Plaintiff contends that Northwestern Mutual's conduct was outrageous because it selected doctors "who did not even examine or speak" with plaintiff, and that Northwestern Mutual's denial was based on malingering without having ever "once used any approved objective test for malingering." Opp'n at 16. The record does not support these assertions, as defendant has submitted evidence showing that defendant scheduled four IMEs with plaintiff, the last two in 2011 prior to its claim denial. Further, the record shows that the doctors performed a battery of tests on plaintiffs, including tests for malingering.

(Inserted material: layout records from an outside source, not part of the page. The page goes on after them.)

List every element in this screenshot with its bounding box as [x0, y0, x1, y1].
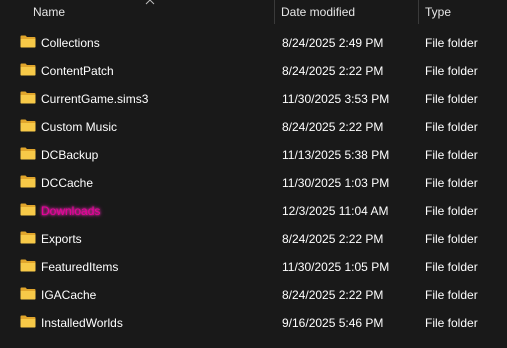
file-row[interactable]: ContentPatch 8/24/2025 2:22 PM File folder	[0, 57, 507, 85]
file-date-modified: 9/16/2025 5:46 PM	[282, 316, 384, 330]
file-name: Collections	[41, 36, 100, 50]
folder-icon	[20, 175, 36, 188]
file-row[interactable]: InstalledWorlds 9/16/2025 5:46 PM File fol…	[0, 309, 507, 337]
folder-icon	[20, 259, 36, 272]
column-divider[interactable]	[418, 0, 419, 24]
column-header-date-modified[interactable]: Date modified	[281, 5, 355, 19]
file-row[interactable]: Downloads 12/3/2025 11:04 AM File folder	[0, 197, 507, 225]
folder-icon	[20, 287, 36, 300]
file-date-modified: 12/3/2025 11:04 AM	[282, 204, 389, 218]
file-type: File folder	[425, 36, 478, 50]
file-name: DCBackup	[41, 148, 99, 162]
file-name: Custom Music	[41, 120, 118, 134]
file-date-modified: 11/30/2025 3:53 PM	[282, 92, 390, 106]
file-date-modified: 8/24/2025 2:22 PM	[282, 288, 384, 302]
file-date-modified: 11/13/2025 5:38 PM	[282, 148, 390, 162]
file-name: InstalledWorlds	[41, 316, 123, 330]
folder-icon	[20, 63, 36, 76]
file-type: File folder	[425, 288, 478, 302]
folder-icon	[20, 231, 36, 244]
file-name: CurrentGame.sims3	[41, 92, 149, 106]
file-date-modified: 8/24/2025 2:22 PM	[282, 64, 384, 78]
folder-icon	[20, 203, 36, 216]
file-type: File folder	[425, 232, 478, 246]
file-type: File folder	[425, 260, 478, 274]
column-header-name[interactable]: Name	[33, 5, 65, 19]
file-name: FeaturedItems	[41, 260, 119, 274]
folder-icon	[20, 119, 36, 132]
file-row[interactable]: DCCache 11/30/2025 1:03 PM File folder	[0, 169, 507, 197]
file-row[interactable]: Collections 8/24/2025 2:49 PM File folder	[0, 29, 507, 57]
file-date-modified: 11/30/2025 1:05 PM	[282, 260, 390, 274]
folder-icon	[20, 35, 36, 48]
file-name: ContentPatch	[41, 64, 114, 78]
file-name: Downloads	[41, 204, 101, 218]
file-row[interactable]: FeaturedItems 11/30/2025 1:05 PM File fold…	[0, 253, 507, 281]
column-header-bar: Name Date modified Type	[0, 0, 507, 24]
file-row[interactable]: Exports 8/24/2025 2:22 PM File folder	[0, 225, 507, 253]
file-date-modified: 8/24/2025 2:22 PM	[282, 120, 384, 134]
file-row[interactable]: Custom Music 8/24/2025 2:22 PM File folder	[0, 113, 507, 141]
file-list: Collections 8/24/2025 2:49 PM File folder C…	[0, 29, 507, 337]
file-date-modified: 8/24/2025 2:22 PM	[282, 232, 384, 246]
file-row[interactable]: IGACache 8/24/2025 2:22 PM File folder	[0, 281, 507, 309]
file-type: File folder	[425, 92, 478, 106]
file-name: Exports	[41, 232, 82, 246]
column-header-type[interactable]: Type	[425, 5, 451, 19]
file-type: File folder	[425, 120, 478, 134]
file-type: File folder	[425, 204, 478, 218]
file-date-modified: 8/24/2025 2:49 PM	[282, 36, 384, 50]
file-type: File folder	[425, 64, 478, 78]
folder-icon	[20, 315, 36, 328]
folder-icon	[20, 91, 36, 104]
sort-ascending-icon	[145, 0, 155, 5]
folder-icon	[20, 147, 36, 160]
file-name: DCCache	[41, 176, 94, 190]
file-row[interactable]: CurrentGame.sims3 11/30/2025 3:53 PM File …	[0, 85, 507, 113]
file-type: File folder	[425, 176, 478, 190]
column-divider[interactable]	[274, 0, 275, 24]
file-date-modified: 11/30/2025 1:03 PM	[282, 176, 390, 190]
file-name: IGACache	[41, 288, 97, 302]
file-type: File folder	[425, 148, 478, 162]
file-row[interactable]: DCBackup 11/13/2025 5:38 PM File folder	[0, 141, 507, 169]
file-type: File folder	[425, 316, 478, 330]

Plaintiff also asserts that defendant never provided its experts with factual information that would have helped them evaluate whether plaintiff had a financial motivation to malinger. Specifically, plaintiff asserts that defendant did not inform the experts that plaintiff had been accepted into a dentistry fellowship program that would have increased her earning potential. However, as defendant notes, the doctors were aware of the fact that plaintiff had been accepted into a pediatric dentistry fellowship, and the doctors mentioned this fact in their reports. See Hyde Decl., Ex. 49 at 2 (Paltzer report); Hyde Decl., Ex. 51 at 2 (Reich report).
The Court concludes that plaintiff has not identified any outrageous conduct on the part of defendant, and thus that defendant is entitled to summary judgment on this claim.
To recover punitive damages, plaintiff must prove by clear and convincing evidence that defendant's actions were oppressive, fraudulent or malicious. Plaintiff contends that defendant acted with malice because doctors never examined or spoke with plaintiff, the experts diagnosed plaintiff with malingering without ever performing objective testing, defendant failed to tell doctors that plaintiff was accepted into the dentistry fellowship, discontinuing benefits after paying for a period of time, and not reinstating plaintiff's benefits after this lawsuit was filed.
As discussed above, these assertions are belied by the record. Defendant considered four independent medical evaluations by doctors who examined plaintiff in person and spoke to her doctors. Two neuropsychologists conducted a number of tests for malingering. All of the IME doctors knew about plaintiff's fellowship. On this record, defendant's decision to terminate benefits was not unreasonable, much less oppressive, fraudulent or malicious. Further, in light of the evidence discovered after this lawsuit was filed regarding plaintiff's level of functioning in non-medical contexts and her misrepresentations to her treating physicians, no reasonable finder of fact could conclude that defendant engaged in malicious conduct by failing to reinstate plaintiff's benefits.
For the foregoing reasons, the Court GRANTS IN PART defendants' motion for summary judgment and GRANTS defendant's motion to exclude the July 16, 2014 report of Dr. Williams for purposes of this motion. Docket Nos. 24 & 54.